A real-world implementation study from a Spanish regional hospital suggests that AI-assisted chest radiograph triage may reduce specialist referrals without driving additional CT imaging.
Presented at the 38th National Congress of the Spanish Society of Medical Radiology (SERAM) in Valencia in May 2026, the study, led by Dr. Jorge Treviño Soruco, compared emergency department chest imaging activity before and after deployment of an AI system designed to identify findings such as pneumothorax, pleural effusion, consolidation, pulmonary nodules, and mediastinal masses.
An AI system highlights multiple abnormalities on a chest radiograph, including a pulmonary nodule (nódulo pulmonar), pleural effusion (derrame pleural), and alveolar syndrome/consolidation (síndrome alveolar).Courtesy of SERAM
The researchers compared August–December 2024, before implementation, with the same period in 2025 after deployment. What they found: Across approximately 5,100 chest radiographs in each period, pulmonology referrals decreased from 5.5% (280/5,075) to 4.2% (218/5,198), representing a 24% relative reduction (p = 0.002). Chest CT utilization remained stable at 5.6% before implementation and 5.4% afterward (282/5,075 versus 280/5,198; p = 0.70).

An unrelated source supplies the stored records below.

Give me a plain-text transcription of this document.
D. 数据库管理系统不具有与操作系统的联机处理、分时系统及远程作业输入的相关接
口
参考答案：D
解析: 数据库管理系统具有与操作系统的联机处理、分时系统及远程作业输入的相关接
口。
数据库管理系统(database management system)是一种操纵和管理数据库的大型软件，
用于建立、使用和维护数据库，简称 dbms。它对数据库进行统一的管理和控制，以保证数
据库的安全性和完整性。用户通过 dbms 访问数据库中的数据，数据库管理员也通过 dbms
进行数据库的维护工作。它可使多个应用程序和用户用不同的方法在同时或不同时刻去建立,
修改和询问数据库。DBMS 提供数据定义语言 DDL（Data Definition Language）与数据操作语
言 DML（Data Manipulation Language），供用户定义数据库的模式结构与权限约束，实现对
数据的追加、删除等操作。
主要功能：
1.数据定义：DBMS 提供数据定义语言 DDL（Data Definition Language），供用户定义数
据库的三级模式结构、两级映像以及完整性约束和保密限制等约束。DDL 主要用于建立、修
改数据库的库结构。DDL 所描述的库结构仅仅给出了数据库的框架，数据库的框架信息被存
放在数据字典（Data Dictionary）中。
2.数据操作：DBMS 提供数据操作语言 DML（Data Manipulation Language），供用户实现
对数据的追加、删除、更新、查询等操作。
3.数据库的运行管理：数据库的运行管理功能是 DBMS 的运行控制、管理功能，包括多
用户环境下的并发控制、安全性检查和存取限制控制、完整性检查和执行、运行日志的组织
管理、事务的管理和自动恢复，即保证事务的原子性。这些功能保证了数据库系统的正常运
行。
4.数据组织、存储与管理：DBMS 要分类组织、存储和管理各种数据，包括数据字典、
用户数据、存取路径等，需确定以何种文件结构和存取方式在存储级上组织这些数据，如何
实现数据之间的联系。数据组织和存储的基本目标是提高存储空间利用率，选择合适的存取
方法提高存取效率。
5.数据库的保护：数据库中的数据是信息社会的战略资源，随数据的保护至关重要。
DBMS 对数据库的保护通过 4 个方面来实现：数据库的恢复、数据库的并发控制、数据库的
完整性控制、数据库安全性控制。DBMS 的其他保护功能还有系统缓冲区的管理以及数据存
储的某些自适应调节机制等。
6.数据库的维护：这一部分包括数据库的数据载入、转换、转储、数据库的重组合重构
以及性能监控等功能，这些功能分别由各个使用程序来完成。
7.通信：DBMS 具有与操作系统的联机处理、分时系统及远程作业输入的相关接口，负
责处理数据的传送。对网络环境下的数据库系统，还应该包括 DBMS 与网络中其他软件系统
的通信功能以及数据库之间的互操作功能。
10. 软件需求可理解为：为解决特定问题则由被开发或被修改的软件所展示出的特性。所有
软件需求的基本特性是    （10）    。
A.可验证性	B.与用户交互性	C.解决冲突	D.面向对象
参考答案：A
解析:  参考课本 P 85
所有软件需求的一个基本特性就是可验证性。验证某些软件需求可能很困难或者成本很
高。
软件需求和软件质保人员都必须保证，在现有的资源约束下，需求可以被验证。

The findings address a common concern surrounding AI triage systems: that flagging additional abnormalities could increase downstream imaging. Yet in this cohort, that effect was not observed.
Before deployment, the researchers conducted a pilot study of 1,000 emergency chest radiographs interpreted by the AI system and compared the results with readings from a blinded expert radiologist with more than 20 years of experience.
Uncertain findings
The strongest agreement was observed for pneumothorax, pleural effusion, and consolidation. Consolidation achieved a positive predictive value of 83.3%, while pneumothorax and pleural effusion demonstrated high negative agreement rates of 99.9% and 98.3% respectively.
Performance was more limited for pulmonary nodules and mediastinal masses, which generated larger numbers of uncertain findings and lower positive predictive values. The authors emphasized that uncertain AI classifications should be treated as review alerts rather than negative examinations.
To assess clinical relevance, the team reviewed 102 cases that subsequently underwent CT within two months of the index radiograph. Among these, 85 of 102 (83.3%) demonstrated concordance between radiographic findings identified by the AI system and subsequent CT findings.
Concordance rates were similar during working hours (81.6%) and out-of-hours periods (84.4%). CT follow-up findings included primary lung cancer, disseminated pulmonary neoplasia, mediastinal masses, pleural disease, infectious and inflammatory processes, adenopathy, and active tuberculosis.
The authors concluded that AI can support radiologists but not replace them, describing the technology as most useful for screening support, prioritization, and triage within a radiologist-supervised workflow. The study has not yet been published in a peer-reviewed journal.